July 13, 1787 – Congress enacted the Northwest Ordinance establishing formal procedures for transforming territories into states. It provided for the eventual establishment of three to five states in the area north of the Ohio River, to be considered equal with the original 13. The Ordinance included a Bill of Rights that guaranteed freedom of religion, the right to trial by jury, public education and a ban on slavery in the Northwest.

July 14

July 14, 1789 – The fall of the Bastille occurred at the beginning of the French Revolution.

July 14, 1791 – In England, the Birmingham riot occurred on the second anniversary of the fall of the Bastille. Mob rule lasted for three days, targeting controversial scientist and theologian Joseph Priestly’s home and laboratory as well as the homes of his friends. Priestly, who had expressed support for the American and French revolutions, fled to London with his family and later moved to America.

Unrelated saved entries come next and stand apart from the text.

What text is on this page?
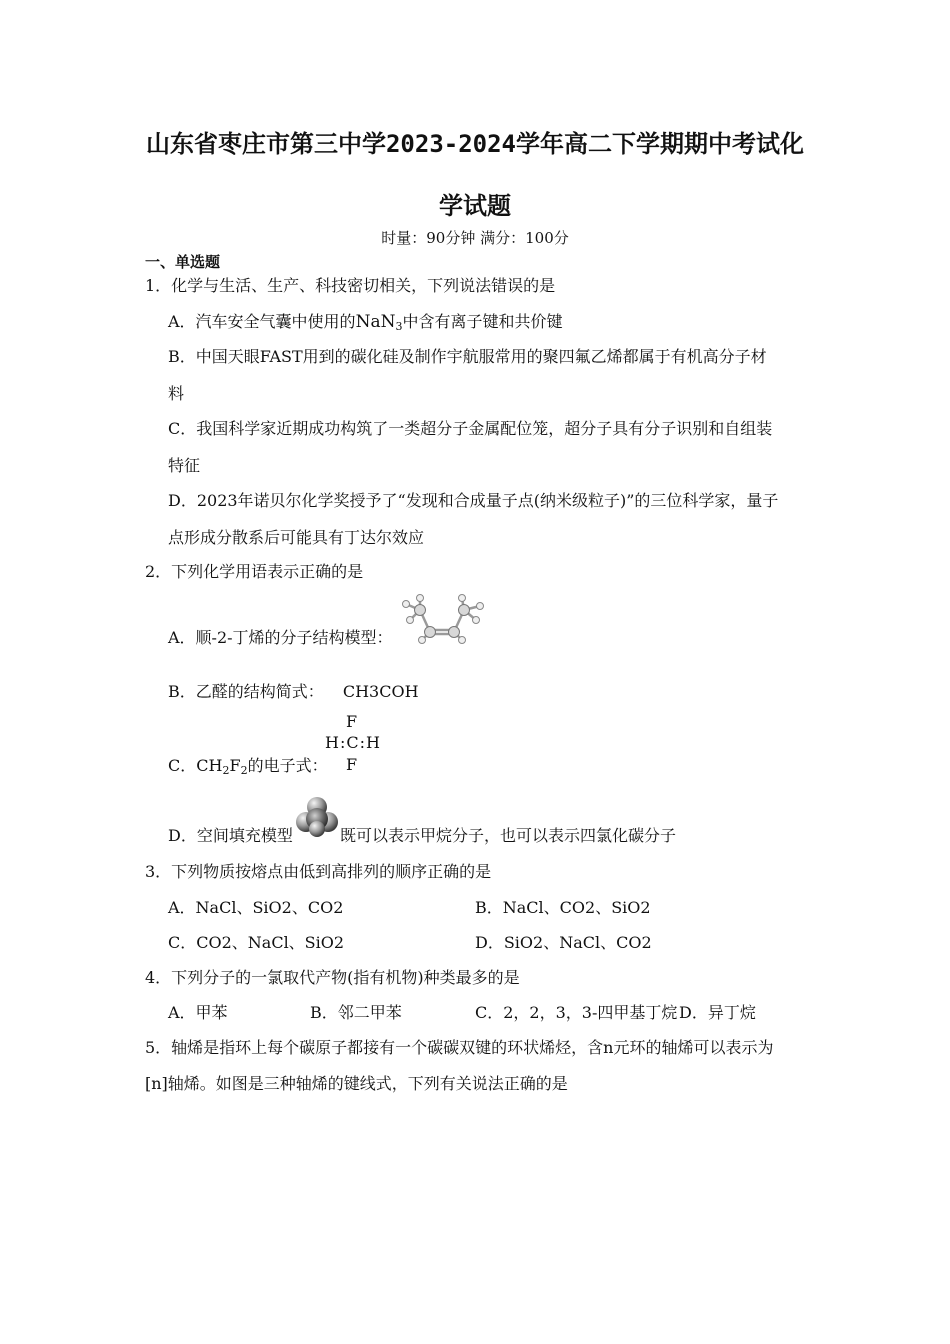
山东省枣庄市第三中学2023-2024学年高二下学期期中考试化
学试题
时量：90分钟 满分：100分
一、单选题
1．化学与生活、生产、科技密切相关，下列说法错误的是
A．汽车安全气囊中使用的NaN$_3$中含有离子键和共价键
B．中国天眼FAST用到的碳化硅及制作宇航服常用的聚四氟乙烯都属于有机高分子材
料
C．我国科学家近期成功构筑了一类超分子金属配位笼，超分子具有分子识别和自组装
特征
D．2023年诺贝尔化学奖授予了“发现和合成量子点(纳米级粒子)”的三位科学家，量子
点形成分散系后可能具有丁达尔效应
2．下列化学用语表示正确的是
A．顺-2-丁烯的分子结构模型：
B．乙醛的结构简式： CH3COH
C．$CH_2F_2$的电子式：
F
H:C:H
F
D．空间填充模型	既可以表示甲烷分子，也可以表示四氯化碳分子
3．下列物质按熔点由低到高排列的顺序正确的是
A．NaCl、SiO2、CO2	B．NaCl、CO2、SiO2
C．CO2、NaCl、SiO2	D．SiO2、NaCl、CO2
4．下列分子的一氯取代产物(指有机物)种类最多的是
A．甲苯	B．邻二甲苯	C．2，2，3，3-四甲基丁烷 D．异丁烷
5．轴烯是指环上每个碳原子都接有一个碳碳双键的环状烯烃，含n元环的轴烯可以表示为
[n]轴烯。如图是三种轴烯的键线式，下列有关说法正确的是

Birthday – American folk singer and social activist Woody Guthrie (1912-1967) was born in Okemah, Oklahoma. Best known for This Land Is Your Land, Union Maid, and Hard Traveling.

Birthday

Gerald R. Ford 

Gerald R. Ford, the 38th U.S. President was born in Omaha, Nebraska, July 14, 1913 (as Leslie King). In 1973, he was appointed vice president following the resignation of Spiro T. Agnew. He became president on August 9, 1974, following the resignation of Richard M. Nixon. He was the first non-elected vice president and non-elected president of the U.S.

July 15

July 15, 1918 – During the Battle of the Marne in World War I, German General Erich Ludendorff launched Germany’s fifth, and last, offensive to break through the Chateau-Thierry salient. However, the Germans were stopped by American, British and Italian divisions. On July 18, General Foch, Commander-in-Chief of the Allied troops, launched a massive counter-offensive. The Germans began a retreat lasting four months until they requested an armistice in November.

Birthday – Dutch painter Rembrandt van Rijn (1606-1669) was born in Leiden, Holland. Best known for The Night Watch and many portraits and self-portraits.

Birthday – The first American saint, Frances Xavier Cabrini (1850-1917) was born in Lombardy, Italy. She was the founder of the Missionary Sisters of the Sacred Heart of Jesus and established Catholic schools, orphanages, convents and hospitals. She was canonized, July 7, 1946, by Pope Pius XII.